No need to remind you: a woman who cancels the date is a mandatory step in the game of seduction. Whether it's the first date or whatever date, I repeat, you. I hate canceling dates because I hate being canceled on. I try to live by the Golden Rule — do unto others as you'd like them to do unto you. It's pm on Friday night, and you have a date for 8pm. He's cancelled at the last minute, leaving you high and dry, so you'd be fully justified.
Tokyo, Japan is arguably the hub of dating sim culture, and where the conversation around these technologies is most prominent.
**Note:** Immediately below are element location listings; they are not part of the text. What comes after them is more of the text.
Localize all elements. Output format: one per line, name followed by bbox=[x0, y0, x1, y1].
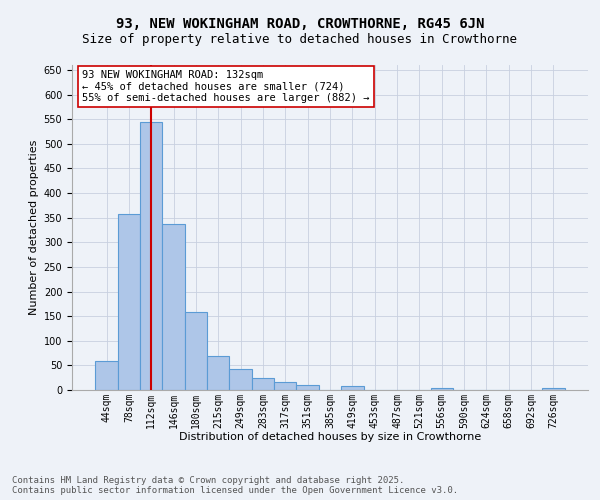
Y-axis label: Number of detached properties: Number of detached properties bbox=[29, 140, 40, 315]
Bar bbox=[229, 370, 252, 390]
Bar bbox=[296, 385, 319, 390]
Bar bbox=[274, 382, 296, 390]
Bar bbox=[431, 388, 453, 390]
Bar bbox=[252, 378, 274, 390]
Bar bbox=[185, 312, 207, 390]
X-axis label: Distribution of detached houses by size in Crowthorne: Distribution of detached houses by size … bbox=[179, 432, 481, 442]
Text: Size of property relative to detached houses in Crowthorne: Size of property relative to detached ho… bbox=[83, 32, 517, 46]
Bar bbox=[140, 122, 163, 390]
Text: Contains HM Land Registry data © Crown copyright and database right 2025.
Contai: Contains HM Land Registry data © Crown c… bbox=[12, 476, 458, 495]
Text: 93, NEW WOKINGHAM ROAD, CROWTHORNE, RG45 6JN: 93, NEW WOKINGHAM ROAD, CROWTHORNE, RG45… bbox=[116, 18, 484, 32]
Bar bbox=[95, 362, 118, 390]
Bar bbox=[542, 388, 565, 390]
Bar bbox=[118, 214, 140, 390]
Bar bbox=[341, 386, 364, 390]
Bar bbox=[207, 356, 229, 390]
Text: 93 NEW WOKINGHAM ROAD: 132sqm
← 45% of detached houses are smaller (724)
55% of : 93 NEW WOKINGHAM ROAD: 132sqm ← 45% of d… bbox=[82, 70, 370, 103]
Bar bbox=[163, 224, 185, 390]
How to react when a date cancels
The character AI can respond to the player prompts but cannot act freely apart from user interaction. Once the user stops engaging with the character, that avatar usually does not go on to interact with a larger game world.
In my brief engagements with the game, the response options seemed rudimentary and the interactions overtly scripted. The next notable dating sim I encountered, VR Kanojoshifted away from traditional video game elements.
This game implements VR for a more immersive experience. The AI in this game is capable of operating freely from user engagement. The VR Kanojo experience was far more intimate, not just in the bedroom setting, but in the overall approach to player interaction: There was a give and take present, as well as a sense of uneasiness akin to the nerves of a real life first date.
VR Kanojo also features explicit scenes of sexual interaction, presented in the format of step-by-step lessons, each escalating the sexual encounter. For example, one of the earlier scenes will have the player lean in for a kiss. If the player tries to make any other kind of advancement outside the activity set up in the scene, i. In both Love Plus and VR Kanojo, if a player is unable to bond or romantically progress with their virtual partner, they are encouraged to try a different tactic a different piece of dialogue, or an option to give the character a gift of some kindbut the player can never force an interaction.
One may see this design choice as evidence that gamification can impact intimacy with regard to how people define consent in the modern world — and that these technologies need to remain cautious of the freedom they give users. A video game makes use of hard-coded boundaries. Their popularity may be indicative of the larger society beginning to desire rigid structures and guidelines for romantic encounters. Love Plus and VR Kanojo, as well as their contemporaries, can be seen as evidence for the very early stages of a society moving towards substituting human interaction with digital assets for experiencing intimacy and love.
Given the work culture and dating sim boom continuously depicted in Tokyo, this shift could potentially be of service within cultures that value convenience and where many feel they do not have time to invest adequately in another human being. One could see dating sims make an impact in our general outlook on intimacy with regards to convenience, acting as a solution for systemic loneliness, and potential safe spaces. People cancel at the last minute, change their minds, break promises, don't show up, behave strangely, antagonize you capriciously, get moody and ruin an otherwise perfectly nice evening.
If that were all they did, your course of action would be clear: Unfortunately, those same people who behave strangely have also been known to make you happy by showing interest, showing up and showing you a great time.
The gamification of intimacy through dating sims
This complexity is what renders dating such a challenge. For example, in the scenario above, here are two of your potential responses to the cancellation: He's cancelled at the last minute, leaving you high and dry, so you'd be fully justified. However, if you like him, he may not ask you out again if you chew him out. Well, these things come up, so hey -- no problem! But if you do that, would you be setting a precedent for allowing him to cancel again with impunity?
The gamification of intimacy through dating sims
You do want to give him a second chance without being a complete doormat. And your best friend introduced him to you, so just being nasty to him won't do. Which option is better?
This is not a trivial question, and researchers like David Buss claim that the human brain evolved to its current gargantuan size mostly to figure out complex social questions like this. That way, you have reliable strategies that you can use over and over again, knowing that they give you consistently good results.
One such strategy applicable to our scenario and actually all human interaction comes from game theory. A game is any situation in which you make decisions that affect other players.
Dating and Game Theory: How to Make Better Decisions in Your Love Life | HuffPost Life
So in dating, even when you think you're not playing games, by definition you are. In fact, any extended social interaction is a combination of many games over time. A particular kind of game called the iterated prisoner's dilemma bears particular relevance to dating. Without getting into the intricacies of this game, I just want you to know that each player in the game has a choice to either cooperate or defect -- basically, to be nice or nasty.
Not so surprisingly, cooperation aka being nice is the more effective long-term strategy with a caveat that we'll discuss. In his book The Evolution of Cooperationpolitical scientist Robert Axelrod reported on the success of various long-term strategies when pitted against one another.
He came up with some interesting findings on the nature of cooperation, one set of which I'll summarize as the four Axelrod Criteria.
They should hold you in good stead in dating, business, friendship, family dynamics and the odd international treaty negotiation: Start by cooperating, not defecting. This generally means saying 'yes' instead of 'no'. You continue to cooperate until the other person defects, at which point you need to Once the other person defects, you defect, too.
Your strategy is basically to do whatever the other person did in the last round.